Description
This is the online version of the article. To access a print version with page numbers for citation and reference purposes, select "Download" to the right and then choose "Formatted PDF."
Vote: Publish pending major changes.
I have recommended a decision of “publish pending major changes” because I think there are certain things that would strengthen this paper. I think all my recommendations can be addressed with a bit of effort and thought.
In the abstract, maybe reconsider the wording of “interview protocols for prosecutors” because this phrasing suggests that you were creating interviews for prosecutors themselves to use.
On page 3, in the overview section, some citations would be helpful.
On the same page, it’s Karl Marx, not Carl Marx. In that same paragraph, I am not convinced by the claim that “members of society are likely to view exchange value knowledge as valuable, accurate, and absolute.” One of the biggest criticisms academics get is that we are in the “ivory tower” and that our research doesn’t/shouldn’t have real-world implications. I think there is a real skepticism about our authority, especially in the current socio-political context when “truth” and “facts” are constantly being questioned in the public sphere. The author should address this public skepticism instead of framing the view that academics’ authority is trusted as uncontroversial.
The author repeatedly states that this is the first CBPR study in the courts context. I think once is sufficient.
Why did the authors want participants who were charged with at least one felony offense? Why were misdemeanors excluded?
I was not clear on the rationale behind researchers keeping their cameras off during the focus groups. I think that, in general, qualitative researchers favor transparency (especially in the CBPR context), and having researchers silently observe sessions off-camera seems to run counter to that. I can imagine some participants felt uncomfortable about being observed by people they couldn’t see. Also, how many researchers were there? Why were multiple researchers needed?
Did the moderator get compensated for his time?
How was informed consent handled? Did the moderator seek it or did the researcher(s)?
Because the team used a moderator, I am not convinced by the author’s argument about transferring power to participants (under cultural humility). Rather, it seems like the research team transferred power to the moderator. Since he too was system-impacted, this is not meaningless, but it isn’t the same as transferring power to the participants.
The author should explain why they excluded themes discussed by fewer than 4 participants from the interview protocol. There were only 24 participants to begin with, so why was 4 the number chosen? It doesn’t make sense to quantify qualitative results in this way, especially when the sample size is (understandably and appropriately) small. Additionally, if the entire point of CBPR is to give people who are not heard a voice, excluding views simply because more people didn’t share them is extra problematic.
I appreciated the author sharing what the focus group results were, but I found that section very descriptive, and I was constantly left wondering “so what?” To me, the real contribution of this paper is not in the outcome of the focus groups, but in the methodological contribution. The focus group results themselves are not unique or surprising; every system-impacted group wishes for more humanizing treatment, for example. I’d recommend the author cut down this section and/or delve into further detail on how and why they went about incorporating the findings into the interview protocols.

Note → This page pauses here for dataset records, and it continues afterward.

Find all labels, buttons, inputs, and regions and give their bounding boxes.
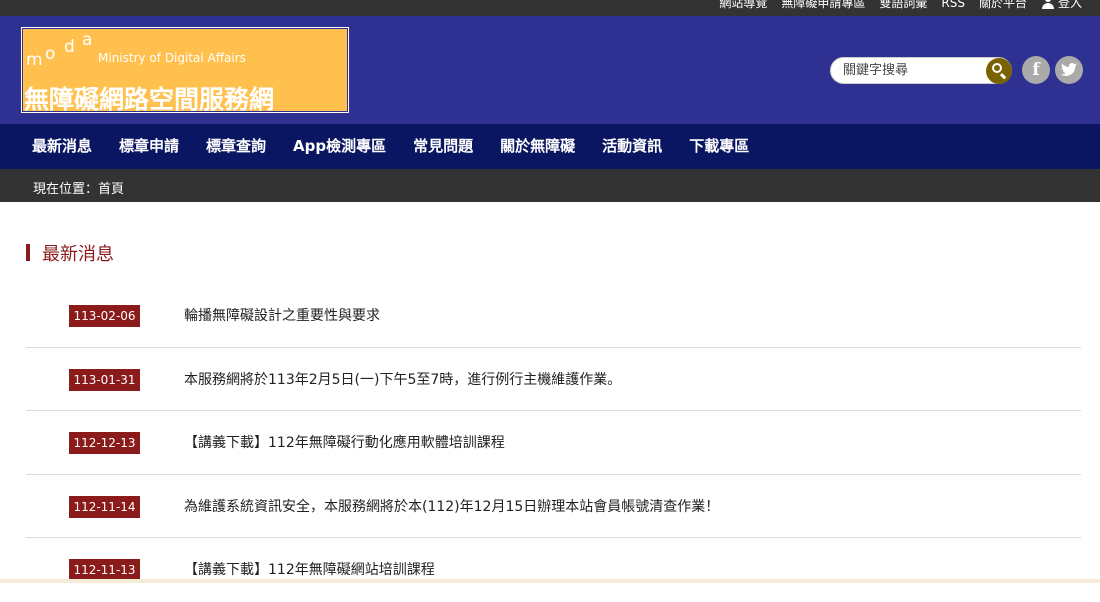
breadcrumb-bar: 現在位置：首頁 — [0, 169, 1100, 202]
main-nav: 最新消息 標章申請 標章查詢 App檢測專區 常見問題 關於無障礙 活動資訊 下… — [0, 124, 1100, 169]
logo-letter-o: o — [45, 44, 56, 64]
facebook-icon[interactable]: f — [1022, 56, 1050, 84]
news-item: 113-02-06 輪播無障礙設計之重要性與要求 — [26, 284, 1081, 348]
logo-site-name: 無障礙網路空間服務網 — [24, 85, 275, 114]
news-title-link[interactable]: 為維護系統資訊安全，本服務網將於本(112)年12月15日辦理本站會員帳號清查作… — [184, 496, 719, 518]
nav-item-about-accessibility[interactable]: 關於無障礙 — [500, 124, 575, 169]
news-date: 112-12-13 — [69, 432, 140, 454]
bottom-edge — [0, 579, 1100, 583]
user-icon — [1041, 0, 1055, 10]
utility-link-apply[interactable]: 無障礙申請專區 — [781, 0, 865, 12]
search-button[interactable] — [986, 58, 1012, 84]
site-header: m o d a Ministry of Digital Affairs 無障礙網… — [0, 16, 1100, 124]
news-date: 113-02-06 — [69, 305, 140, 327]
nav-item-badge-query[interactable]: 標章查詢 — [206, 124, 266, 169]
utility-link-rss[interactable]: RSS — [941, 0, 965, 12]
news-item: 112-11-14 為維護系統資訊安全，本服務網將於本(112)年12月15日辦… — [26, 475, 1081, 538]
nav-item-news[interactable]: 最新消息 — [32, 124, 92, 169]
utility-link-sitemap[interactable]: 網站導覽 — [719, 0, 767, 12]
heading-accent-bar — [26, 244, 30, 261]
nav-item-events[interactable]: 活動資訊 — [602, 124, 662, 169]
nav-item-app-testing[interactable]: App檢測專區 — [293, 124, 386, 169]
logo-letter-d: d — [64, 37, 75, 57]
news-item: 112-11-13 【講義下載】112年無障礙網站培訓課程 — [26, 538, 1081, 602]
logo-letter-m: m — [26, 50, 43, 70]
nav-item-downloads[interactable]: 下載專區 — [689, 124, 749, 169]
news-date: 112-11-13 — [69, 559, 140, 581]
twitter-icon[interactable] — [1055, 56, 1083, 84]
utility-link-about[interactable]: 關於平台 — [979, 0, 1027, 12]
logo-english-name: Ministry of Digital Affairs — [98, 51, 246, 65]
twitter-bird-glyph — [1061, 63, 1077, 76]
news-item: 112-12-13 【講義下載】112年無障礙行動化應用軟體培訓課程 — [26, 411, 1081, 475]
logo-letter-a: a — [82, 30, 93, 50]
news-date: 112-11-14 — [69, 495, 140, 518]
login-label: 登入 — [1057, 0, 1082, 10]
nav-item-faq[interactable]: 常見問題 — [413, 124, 473, 169]
news-list: 113-02-06 輪播無障礙設計之重要性與要求 113-01-31 本服務網將… — [26, 284, 1081, 602]
site-logo[interactable]: m o d a Ministry of Digital Affairs 無障礙網… — [21, 27, 349, 114]
top-utility-bar: 網站導覽 無障礙申請專區 雙語詞彙 RSS 關於平台 登入 — [0, 0, 1100, 16]
news-title-link[interactable]: 本服務網將於113年2月5日(一)下午5至7時，進行例行主機維護作業。 — [184, 369, 621, 391]
news-date: 113-01-31 — [69, 368, 140, 391]
utility-link-glossary[interactable]: 雙語詞彙 — [879, 0, 927, 12]
news-item: 113-01-31 本服務網將於113年2月5日(一)下午5至7時，進行例行主機… — [26, 348, 1081, 411]
news-title-link[interactable]: 【講義下載】112年無障礙網站培訓課程 — [184, 559, 435, 581]
search-box — [830, 57, 1012, 84]
breadcrumb: 現在位置：首頁 — [33, 182, 125, 197]
news-title-link[interactable]: 輪播無障礙設計之重要性與要求 — [184, 305, 380, 327]
search-input[interactable] — [843, 61, 983, 80]
login-link[interactable]: 登入 — [1041, 0, 1082, 12]
nav-item-badge-apply[interactable]: 標章申請 — [119, 124, 179, 169]
page-title: 最新消息 — [42, 243, 114, 265]
news-title-link[interactable]: 【講義下載】112年無障礙行動化應用軟體培訓課程 — [184, 432, 505, 454]
utility-links: 網站導覽 無障礙申請專區 雙語詞彙 RSS 關於平台 登入 — [719, 0, 1082, 12]
section-heading: 最新消息 — [26, 242, 114, 265]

Related to the interview questions, given the critical lens of the paper generally, I was surprised to see how the author handled the issue of racial bias/racism in the criminal legal system. The participants were talking about “slavery, segregation, and racial oppression” but the author reduced these weighty ideas to two questions about “racial disparities” in the interview protocol. Racism cannot be reduced to “racial disparities,” and I think it does participants a disservice to water down their views into a question as mild as “why do you think racial/ethnic disparities exist?” Again, I am extra critical here because the whole point of CBPR is to elevate and take seriously community members’ views. It felt like the researchers were uncomfortable having the more difficult conversation about race/racism with prosecutors, so they instead asked about racial disparities. The author should address this, and more generally address how this gap can be bridged when CBPR scholars are working with system-impacted people and criminal-legal professionals simultaneously.